Die Anzeichen mehren sich, dass der Psychoanalyse ein Comeback bevorsteht. Daran ändern auch die sieben populären Irrtümer nichts, die nach wie vor über sie kursieren.

«Der am häufigsten entlarvte Doktor»: So beschreibt das US-Magazin «Newsweek» Sigmund Freud in der Titelgeschichte, die es ihm zum 150. Geburtstag widmet. Wie zum Beweis präsentiert es eine repräsentative Umfrage. Demnach wird die Psychoanalyse von den AmerikanerInnen mit 76 gegen 13 Prozent abgelehnt. Zum Vergleich: Sogar George Bush erreicht trotz des historischen Popularitätstiefs, in dem er seit Monaten steckt, eine Zustimmungsquote von über 30 Prozent.

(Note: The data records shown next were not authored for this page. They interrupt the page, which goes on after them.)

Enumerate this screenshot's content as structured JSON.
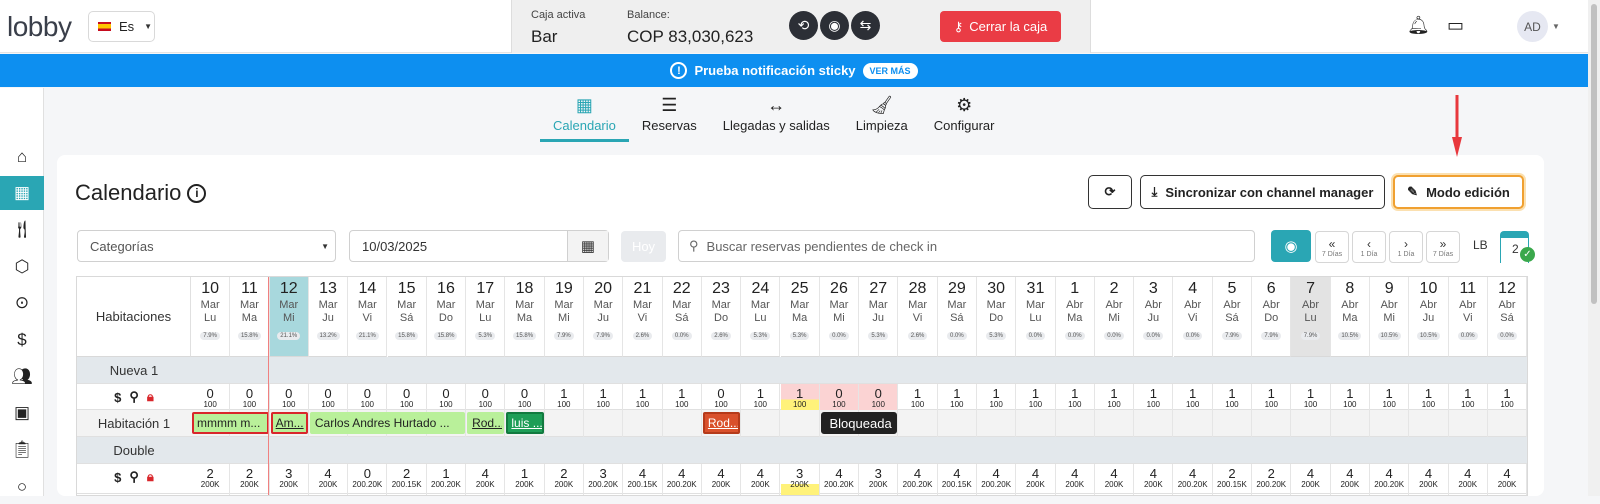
{
  "header": {
    "logo": "lobby",
    "language": "Es",
    "caja_label": "Caja activa",
    "caja_value": "Bar",
    "balance_label": "Balance:",
    "balance_value": "COP 83,030,623",
    "close_button": "Cerrar la caja",
    "avatar": "AD"
  },
  "banner": {
    "text": "Prueba notificación sticky",
    "more": "VER MÁS"
  },
  "tabs": [
    {
      "label": "Calendario",
      "icon": "calendar-icon"
    },
    {
      "label": "Reservas",
      "icon": "list-icon"
    },
    {
      "label": "Llegadas y salidas",
      "icon": "arrows-icon"
    },
    {
      "label": "Limpieza",
      "icon": "broom-icon"
    },
    {
      "label": "Configurar",
      "icon": "gear-icon"
    }
  ],
  "page": {
    "title": "Calendario",
    "sync_button": "Sincronizar con channel manager",
    "edit_button": "Modo edición"
  },
  "filters": {
    "category": "Categorías",
    "date": "10/03/2025",
    "today": "Hoy",
    "search_placeholder": "Buscar reservas pendientes de check in",
    "nav": [
      {
        "label": "7 Días"
      },
      {
        "label": "1 Día"
      },
      {
        "label": "1 Día"
      },
      {
        "label": "7 Días"
      }
    ],
    "lb": "LB",
    "count": "2"
  },
  "grid": {
    "rooms_header": "Habitaciones",
    "days": [
      {
        "n": "10",
        "m": "Mar",
        "w": "Lu",
        "p": "7.9%"
      },
      {
        "n": "11",
        "m": "Mar",
        "w": "Ma",
        "p": "15.8%"
      },
      {
        "n": "12",
        "m": "Mar",
        "w": "Mi",
        "p": "21.1%"
      },
      {
        "n": "13",
        "m": "Mar",
        "w": "Ju",
        "p": "13.2%"
      },
      {
        "n": "14",
        "m": "Mar",
        "w": "Vi",
        "p": "21.1%"
      },
      {
        "n": "15",
        "m": "Mar",
        "w": "Sá",
        "p": "15.8%"
      },
      {
        "n": "16",
        "m": "Mar",
        "w": "Do",
        "p": "15.8%"
      },
      {
        "n": "17",
        "m": "Mar",
        "w": "Lu",
        "p": "5.3%"
      },
      {
        "n": "18",
        "m": "Mar",
        "w": "Ma",
        "p": "15.8%"
      },
      {
        "n": "19",
        "m": "Mar",
        "w": "Mi",
        "p": "7.9%"
      },
      {
        "n": "20",
        "m": "Mar",
        "w": "Ju",
        "p": "7.9%"
      },
      {
        "n": "21",
        "m": "Mar",
        "w": "Vi",
        "p": "2.6%"
      },
      {
        "n": "22",
        "m": "Mar",
        "w": "Sá",
        "p": "0.0%"
      },
      {
        "n": "23",
        "m": "Mar",
        "w": "Do",
        "p": "2.6%"
      },
      {
        "n": "24",
        "m": "Mar",
        "w": "Lu",
        "p": "5.3%"
      },
      {
        "n": "25",
        "m": "Mar",
        "w": "Ma",
        "p": "5.3%"
      },
      {
        "n": "26",
        "m": "Mar",
        "w": "Mi",
        "p": "0.0%"
      },
      {
        "n": "27",
        "m": "Mar",
        "w": "Ju",
        "p": "5.3%"
      },
      {
        "n": "28",
        "m": "Mar",
        "w": "Vi",
        "p": "2.6%"
      },
      {
        "n": "29",
        "m": "Mar",
        "w": "Sá",
        "p": "0.0%"
      },
      {
        "n": "30",
        "m": "Mar",
        "w": "Do",
        "p": "5.3%"
      },
      {
        "n": "31",
        "m": "Mar",
        "w": "Lu",
        "p": "0.0%"
      },
      {
        "n": "1",
        "m": "Abr",
        "w": "Ma",
        "p": "0.0%"
      },
      {
        "n": "2",
        "m": "Abr",
        "w": "Mi",
        "p": "0.0%"
      },
      {
        "n": "3",
        "m": "Abr",
        "w": "Ju",
        "p": "0.0%"
      },
      {
        "n": "4",
        "m": "Abr",
        "w": "Vi",
        "p": "0.0%"
      },
      {
        "n": "5",
        "m": "Abr",
        "w": "Sá",
        "p": "7.9%"
      },
      {
        "n": "6",
        "m": "Abr",
        "w": "Do",
        "p": "7.9%"
      },
      {
        "n": "7",
        "m": "Abr",
        "w": "Lu",
        "p": "7.9%"
      },
      {
        "n": "8",
        "m": "Abr",
        "w": "Ma",
        "p": "10.5%"
      },
      {
        "n": "9",
        "m": "Abr",
        "w": "Mi",
        "p": "10.5%"
      },
      {
        "n": "10",
        "m": "Abr",
        "w": "Ju",
        "p": "10.5%"
      },
      {
        "n": "11",
        "m": "Abr",
        "w": "Vi",
        "p": "0.0%"
      },
      {
        "n": "12",
        "m": "Abr",
        "w": "Sá",
        "p": "0.0%"
      }
    ],
    "group1": "Nueva 1",
    "avail1": [
      "0",
      "0",
      "0",
      "0",
      "0",
      "0",
      "0",
      "0",
      "0",
      "1",
      "1",
      "1",
      "1",
      "0",
      "1",
      "1",
      "0",
      "0",
      "1",
      "1",
      "1",
      "1",
      "1",
      "1",
      "1",
      "1",
      "1",
      "1",
      "1",
      "1",
      "1",
      "1",
      "1",
      "1"
    ],
    "price1": "100",
    "room1": "Habitación 1",
    "bookings": [
      {
        "text": "mmmm m...",
        "start": 0,
        "span": 2,
        "bg": "#b9f09a",
        "border": "#d9262b",
        "underline": false
      },
      {
        "text": "Am...",
        "start": 2,
        "span": 1,
        "bg": "#b9f09a",
        "border": "#d9262b",
        "underline": true
      },
      {
        "text": "Carlos Andres Hurtado ...",
        "start": 3,
        "span": 4,
        "bg": "#b9f09a",
        "border": "#b9f09a",
        "underline": false
      },
      {
        "text": "Rod...",
        "start": 7,
        "span": 1,
        "bg": "#b9f09a",
        "border": "#b9f09a",
        "underline": true
      },
      {
        "text": "luis ...",
        "start": 8,
        "span": 1,
        "bg": "#1e9e57",
        "border": "#127a3f",
        "underline": true,
        "color": "#fff"
      },
      {
        "text": "Rod...",
        "start": 13,
        "span": 1,
        "bg": "#d9502b",
        "border": "#b53a1a",
        "underline": true,
        "color": "#fff"
      },
      {
        "text": "Bloqueada",
        "start": 16,
        "span": 2,
        "bg": "#222222",
        "border": "#222222",
        "underline": false,
        "color": "#fff"
      }
    ],
    "group2": "Double",
    "avail2": [
      "2",
      "2",
      "3",
      "4",
      "0",
      "2",
      "1",
      "4",
      "1",
      "2",
      "3",
      "4",
      "4",
      "4",
      "4",
      "3",
      "4",
      "3",
      "4",
      "4",
      "4",
      "4",
      "4",
      "4",
      "4",
      "4",
      "2",
      "2",
      "4",
      "4",
      "4",
      "4",
      "4",
      "4"
    ],
    "price2": [
      "200K",
      "200K",
      "200K",
      "200K",
      "200.20K",
      "200.15K",
      "200.20K",
      "200K",
      "200K",
      "200K",
      "200.20K",
      "200.15K",
      "200.20K",
      "200K",
      "200K",
      "200K",
      "200.20K",
      "200K",
      "200.20K",
      "200.15K",
      "200.20K",
      "200K",
      "200K",
      "200K",
      "200K",
      "200.20K",
      "200.15K",
      "200.20K",
      "200K",
      "200K",
      "200.20K",
      "200K",
      "200K",
      "200K"
    ]
  }
}
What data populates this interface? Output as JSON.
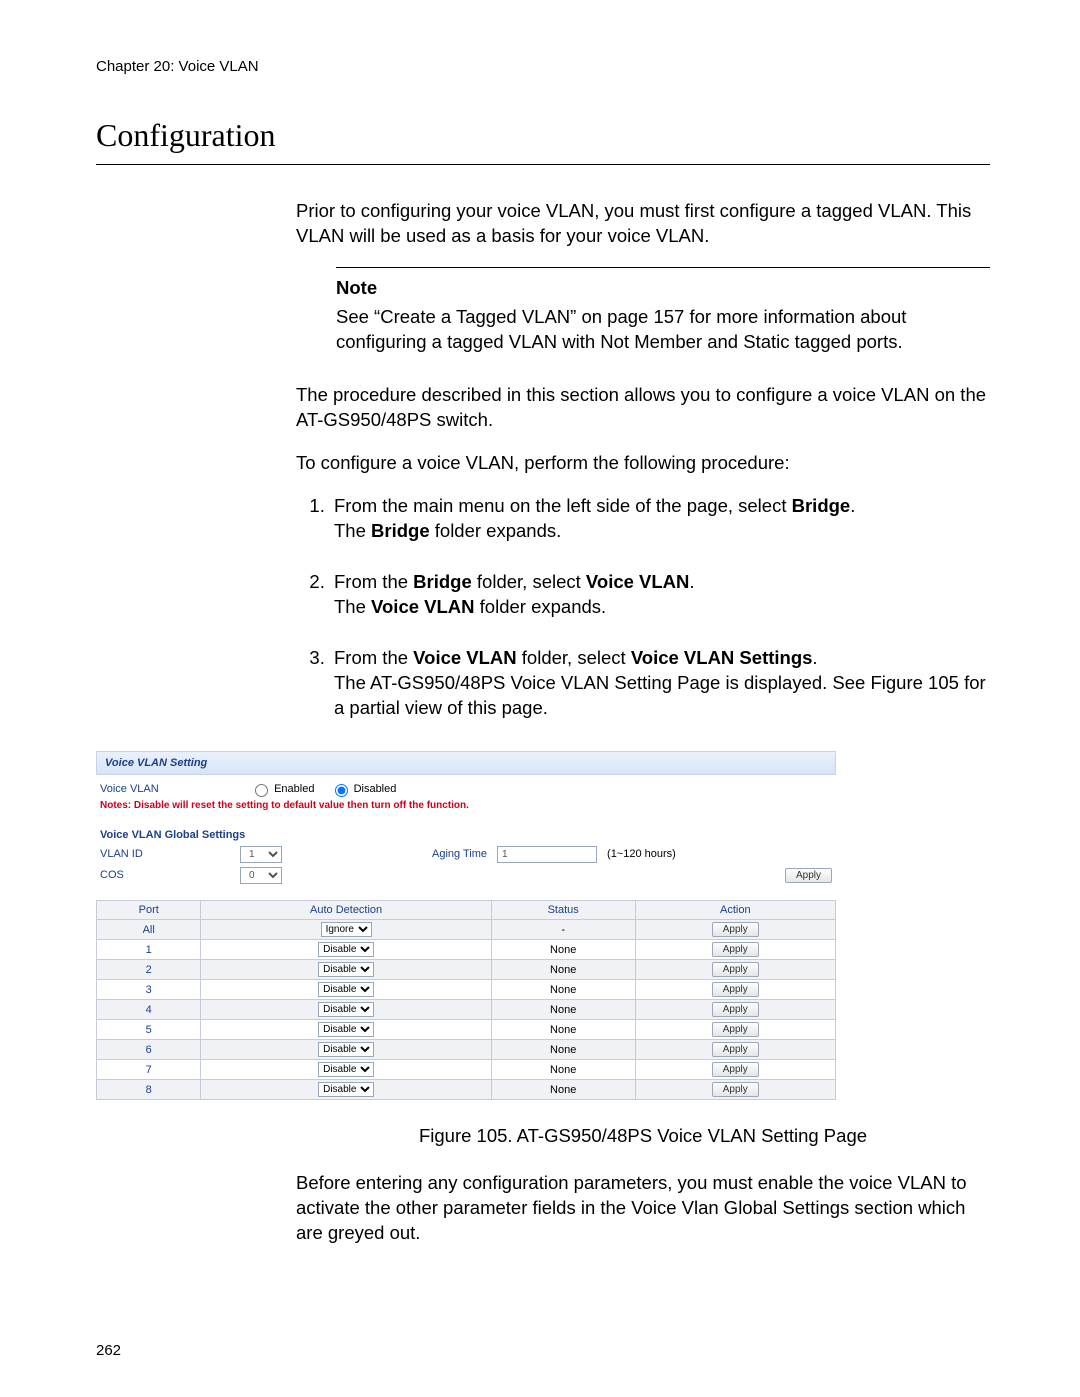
{
  "header": {
    "chapter_line": "Chapter 20: Voice VLAN"
  },
  "title": "Configuration",
  "page_number": "262",
  "prose": {
    "intro": "Prior to configuring your voice VLAN, you must first configure a tagged VLAN. This VLAN will be used as a basis for your voice VLAN.",
    "note_label": "Note",
    "note_body": "See “Create a Tagged VLAN” on page 157 for more information about configuring a tagged VLAN with Not Member and Static tagged ports.",
    "para2": "The procedure described in this section allows you to configure a voice VLAN on the AT-GS950/48PS switch.",
    "para3": "To configure a voice VLAN, perform the following procedure:",
    "steps": {
      "s1a": "From the main menu on the left side of the page, select ",
      "s1b": "Bridge",
      "s1c": ".",
      "s1d": "The ",
      "s1e": "Bridge",
      "s1f": " folder expands.",
      "s2a": "From the ",
      "s2b": "Bridge",
      "s2c": " folder, select ",
      "s2d": "Voice VLAN",
      "s2e": ".",
      "s2f": "The ",
      "s2g": "Voice VLAN",
      "s2h": " folder expands.",
      "s3a": "From the ",
      "s3b": "Voice VLAN",
      "s3c": " folder, select ",
      "s3d": "Voice VLAN Settings",
      "s3e": ".",
      "s3f": "The AT-GS950/48PS Voice VLAN Setting Page is displayed. See Figure 105 for a partial view of this page."
    },
    "caption": "Figure 105. AT-GS950/48PS Voice VLAN Setting Page",
    "after_fig": "Before entering any configuration parameters, you must enable the voice VLAN to activate the other parameter fields in the Voice Vlan Global Settings section which are greyed out."
  },
  "embedded": {
    "panel_title": "Voice VLAN Setting",
    "voice_vlan_label": "Voice VLAN",
    "enabled_label": "Enabled",
    "disabled_label": "Disabled",
    "warning": "Notes: Disable will reset the setting to default value then turn off the function.",
    "global_hdr": "Voice VLAN Global Settings",
    "vlan_id_label": "VLAN ID",
    "vlan_id_value": "1",
    "aging_label": "Aging Time",
    "aging_value": "1",
    "aging_hint": "(1~120 hours)",
    "cos_label": "COS",
    "cos_value": "0",
    "apply_label": "Apply",
    "columns": {
      "port": "Port",
      "auto": "Auto Detection",
      "status": "Status",
      "action": "Action"
    },
    "rows": [
      {
        "port": "All",
        "auto": "Ignore",
        "status": "-"
      },
      {
        "port": "1",
        "auto": "Disable",
        "status": "None"
      },
      {
        "port": "2",
        "auto": "Disable",
        "status": "None"
      },
      {
        "port": "3",
        "auto": "Disable",
        "status": "None"
      },
      {
        "port": "4",
        "auto": "Disable",
        "status": "None"
      },
      {
        "port": "5",
        "auto": "Disable",
        "status": "None"
      },
      {
        "port": "6",
        "auto": "Disable",
        "status": "None"
      },
      {
        "port": "7",
        "auto": "Disable",
        "status": "None"
      },
      {
        "port": "8",
        "auto": "Disable",
        "status": "None"
      }
    ]
  }
}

Freud, der Scharlatan, an den niemand mehr glaubt - eine alte Geschichte. Und doch: Etwas scheint sich geändert zu haben. Ist es nicht erstaunlich, dass «Newsweek» Freud überhaupt auf den Titel setzt? Vor einem Jahr hatte das Magazin noch behauptet, die Psychoanalyse gehöre zusammen mit dem Marxismus auf den Müllhaufen der Geschichte. Und dieser Tage erscheint zur Psychoanalyse eine Sondernummer der «Neuen Rundschau», eine grosse Serie in der «Zeit», ja sogar eine Coverstory im «Geo». Kündigt sich ein Comeback an? So genau scheint das niemand zu wissen. «Newsweek» beispielsweise schreibt, eine Wissenschaft, die nach all den Widerlegungen noch immer existiere, müsse allein deshalb interessant sein. Aber es dürfte eine einfachere Erklärung für das neu erwachte Interesse geben: In den letzten Jahren hat sich in der geisteswissenschaftlichen Forschung zur Psychoanalyse einiges getan. Dabei erweisen sich viele Argumente, die zum schlechten Ruf der Psychoanalyse beitragen, als reine Vorurteile, die im Folgenden widerlegt werden. Vieles spricht dafür, dass Freuds Ansehen in den nächsten Jahren steigen dürfte.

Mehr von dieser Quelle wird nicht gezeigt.